As to the goal of the motion and the question whether we need a goal to our motion, I think it's the age-old question of "what's the meaning of our existence here". That, I firmly believe, is a question of faith, not of science ALONE.

Other Lisa said...

I just can't buy Jesus as such a micromanager - like he's got time to arrange a bus? Wouldn't He have better things to do?

I believe in the Way as much as I believe in anything.

Anonymous said...

cannot agree more!
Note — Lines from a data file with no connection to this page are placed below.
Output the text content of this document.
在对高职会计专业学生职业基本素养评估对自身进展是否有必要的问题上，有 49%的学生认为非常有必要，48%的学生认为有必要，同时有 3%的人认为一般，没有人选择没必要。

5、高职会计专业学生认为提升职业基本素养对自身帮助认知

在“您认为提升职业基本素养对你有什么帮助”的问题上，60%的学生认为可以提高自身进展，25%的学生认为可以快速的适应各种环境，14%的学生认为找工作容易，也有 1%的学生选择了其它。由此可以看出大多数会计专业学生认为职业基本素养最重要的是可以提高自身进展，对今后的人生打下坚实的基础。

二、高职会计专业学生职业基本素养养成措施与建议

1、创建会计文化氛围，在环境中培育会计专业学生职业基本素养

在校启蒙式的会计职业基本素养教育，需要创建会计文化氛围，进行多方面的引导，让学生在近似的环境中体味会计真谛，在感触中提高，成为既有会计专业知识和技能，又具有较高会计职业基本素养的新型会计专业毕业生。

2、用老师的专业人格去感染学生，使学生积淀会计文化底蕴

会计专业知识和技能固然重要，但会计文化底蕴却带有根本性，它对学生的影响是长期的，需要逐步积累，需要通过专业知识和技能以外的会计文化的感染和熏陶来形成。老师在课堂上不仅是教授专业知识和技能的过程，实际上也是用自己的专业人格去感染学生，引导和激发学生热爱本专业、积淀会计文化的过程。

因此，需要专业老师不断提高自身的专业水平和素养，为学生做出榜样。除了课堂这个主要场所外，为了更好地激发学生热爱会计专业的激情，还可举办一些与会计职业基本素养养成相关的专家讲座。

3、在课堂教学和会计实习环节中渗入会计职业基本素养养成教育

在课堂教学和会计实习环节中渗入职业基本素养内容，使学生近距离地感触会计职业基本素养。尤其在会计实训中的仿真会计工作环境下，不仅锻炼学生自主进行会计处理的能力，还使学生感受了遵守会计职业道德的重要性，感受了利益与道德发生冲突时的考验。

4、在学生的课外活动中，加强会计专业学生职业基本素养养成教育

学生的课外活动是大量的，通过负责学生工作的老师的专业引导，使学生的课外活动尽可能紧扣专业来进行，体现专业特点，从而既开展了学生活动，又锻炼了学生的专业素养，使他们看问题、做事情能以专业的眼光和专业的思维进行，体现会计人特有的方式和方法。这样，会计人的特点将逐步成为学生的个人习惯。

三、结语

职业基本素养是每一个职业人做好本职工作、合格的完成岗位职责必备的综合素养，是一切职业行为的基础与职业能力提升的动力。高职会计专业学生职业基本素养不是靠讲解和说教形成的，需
Glad we all on this life- long journey to quest our meaning of existance, no one on earth can claim he already reached the goal, yes, no one .

Let me repeat this again, maybe again, a human being cannot start this journey until he/she has the experience of a miracle, any kind, (may as small as a bus, or as big as a angel showing to you, remember, 6 billion people, why angel choose you) by any God he/she like to believe, until then, all things are Text ,on paper, after the miracle, welcome, to the real world beyond our world.
Then, only then, the spirit quest begin, with the truth of this universe.

Beijing Loafer said...

Hmm... That seems to be the kind of strong statement I'd like to make myself. :) I think for a Buddhist, the spiritual journey involves no angel or God or beiginning or end...

Anonymous said...

small probability might be hard to imagine, but it's NOT miracle, if we use the original meaning of the word "miracle":

An event that appears inexplicable by the laws of nature and so is held to be supernatural in origin or an act of God: “Miracles are spontaneous, they cannot be summoned, but come of themselves” (Katherine Anne Porter).

If you argue that miracle can be redefined as small probability event, I have no objection. It's all semantics.